文献类型：期刊文献

英文题名：Genome-Wide Identification, Characterization, and Expression Analysis of the BES1 Family Genes under Abiotic Stresses in Phoebe bournei

作者：Li, Jingshu[1] Sun, Honggang[2] Wang, Yanhui[3] Fan, Dunjin[1] Zhu, Qin[1] Zhang, Jiangyonghao[1,4] Zhong, Kai[5] Yang, Hao[1] Chang, Weiyin[1,4] Cao, Shijiang[1]

第一作者：Li, Jingshu

通信作者：Chang, WY[1];Cao, SJ[1];Chang, WY[2]

机构：[1]Fujian Agr & Forestry Univ, Coll Forestry, Fuzhou 350002, Peoples R China;[2]Chinese Acad Forestry, Res Inst Subtrop Forestry, Hangzhou 311400, Peoples R China;[3]Fujian Agr & Forestry Univ, Coll Hort, Fuzhou 350002, Peoples R China;[4]Fujian Agr & Forestry Univ, Lab Virtual Teaching & Res Forest Therapy Specialt, Fuzhou 350002, Peoples R China;[5]Fujian Agr & Forestry Univ, Coll JunCao Sci & Ecol, Fuzhou 350002, Peoples R China

年份：2024

卷号：25

期号：5

外文期刊名：INTERNATIONAL JOURNAL OF MOLECULAR SCIENCES

收录：;Scopus(收录号：2-s2.0-85187645242);WOS:【SCI-EXPANDED(收录号:WOS:001183074300001)】；

基金：No Statement Available

语种：英文

外文关键词：Phoebe bournei; brassinosteroid (BR); BES1 genes; expression profiling; abiotic stresses

摘要：The BRI1 EMS suppressor 1(BES1) transcription factor is a crucial regulator in the signaling pathway of Brassinosteroid (BR) and plays an important role in plant growth and response to abiotic stress.

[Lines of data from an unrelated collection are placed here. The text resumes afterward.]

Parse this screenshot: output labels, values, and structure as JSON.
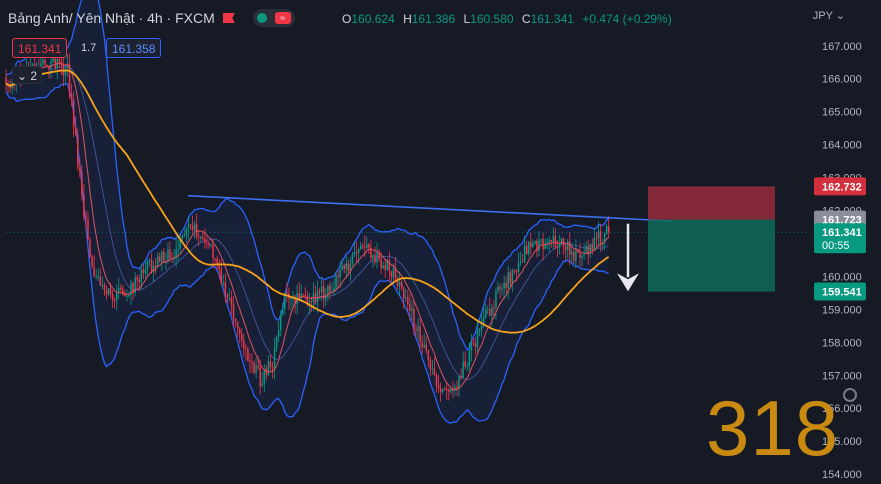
{
  "header": {
    "title": "Bảng Anh/ Yên Nhật · 4h · FXCM",
    "ohlc": {
      "o_label": "O",
      "o": "160.624",
      "h_label": "H",
      "h": "161.386",
      "l_label": "L",
      "l": "160.580",
      "c_label": "C",
      "c": "161.341",
      "change": "+0.474 (+0.29%)"
    }
  },
  "trade": {
    "sell": "161.341",
    "spread": "1.7",
    "buy": "161.358"
  },
  "indicator_collapse": "2",
  "currency": "JPY",
  "watermark": "318",
  "colors": {
    "up": "#089981",
    "down": "#f23645",
    "ma_slow": "#f7a21b",
    "ma_fast": "#e0525c",
    "band": "#2962ff",
    "trend": "#3d6ff0",
    "risk": "#8f2a38",
    "reward": "#0e6b5c"
  },
  "chart_data": {
    "type": "candlestick",
    "price_axis": {
      "ticks": [
        "167.000",
        "166.000",
        "165.000",
        "164.000",
        "163.000",
        "162.000",
        "161.000",
        "160.000",
        "159.000",
        "158.000",
        "157.000",
        "156.000",
        "155.000",
        "154.000"
      ],
      "range": [
        153.7,
        167.6
      ]
    },
    "price_labels": {
      "stop": "162.732",
      "entry": "161.723",
      "current": "161.341",
      "countdown": "00:55",
      "target": "159.541"
    },
    "anchors": [
      [
        0,
        165.9
      ],
      [
        20,
        166.4
      ],
      [
        30,
        166.3
      ],
      [
        38,
        161.8
      ],
      [
        44,
        159.8
      ],
      [
        52,
        159.4
      ],
      [
        60,
        159.6
      ],
      [
        70,
        160.3
      ],
      [
        82,
        160.8
      ],
      [
        90,
        161.6
      ],
      [
        96,
        161.3
      ],
      [
        104,
        160.2
      ],
      [
        110,
        159.1
      ],
      [
        118,
        157.6
      ],
      [
        124,
        156.9
      ],
      [
        130,
        157.4
      ],
      [
        136,
        159.5
      ],
      [
        146,
        159.3
      ],
      [
        156,
        159.5
      ],
      [
        166,
        160.3
      ],
      [
        174,
        160.8
      ],
      [
        182,
        160.5
      ],
      [
        190,
        160.0
      ],
      [
        198,
        158.8
      ],
      [
        206,
        157.4
      ],
      [
        212,
        156.6
      ],
      [
        220,
        156.8
      ],
      [
        226,
        157.6
      ],
      [
        232,
        158.6
      ],
      [
        240,
        159.5
      ],
      [
        248,
        160.2
      ],
      [
        256,
        161.0
      ],
      [
        264,
        161.0
      ],
      [
        272,
        161.1
      ],
      [
        280,
        160.4
      ],
      [
        286,
        161.0
      ],
      [
        290,
        161.2
      ],
      [
        294,
        161.33
      ]
    ],
    "seed": 318,
    "trendline": {
      "start": [
        0,
        162.45
      ],
      "end": [
        300,
        161.68
      ]
    },
    "position": {
      "type": "short",
      "entry": 161.723,
      "stop": 162.732,
      "target": 159.541
    }
  }
}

Although the identification and functional validation of BES1 genes have been extensively explored in various plant species, the understanding of their role in woody plants-particularly the endangered species Phoebe bournei (Hemsl.) Yang-remains limited. In this study, we identified nine members of the BES1 gene family in the genome of P. bournei; these nine members were unevenly distributed across four chromosomes. In our further evolutionary analysis of PbBES1, we discovered that PbBES1 can be divided into three subfamilies (Class I, Class II, and Class IV) based on the evolutionary tree constructed with Arabidopsis thaliana, Oryza sativa, and Solanum lycopersicum. Each subfamily contains 2-5 PbBES1 genes. There were nine pairs of homologous BES1 genes in the synteny analysis of PbBES1 and AtBES1. Three segmental replication events and one pair of tandem duplication events were present among the PbBES1 family members. Additionally, we conducted promoter cis-acting element analysis and discovered that PbBES1 contains binding sites for plant growth and development, cell cycle regulation, and response to abiotic stress. PbBES1.2 is highly expressed in root bark, stem bark, root xylem, and stem xylem. PbBES1.3 was expressed in five tissues. Moreover, we examined the expression profiles of five representative PbBES1 genes under heat and drought stress. These experiments preliminarily verified their responsiveness and functional roles in mediating responses to abiotic stress. This study provides important clues to elucidate the functional characteristics of the BES1 gene family, and at the same time provides new insights and valuable information for the regulation of resistance in P. bournei.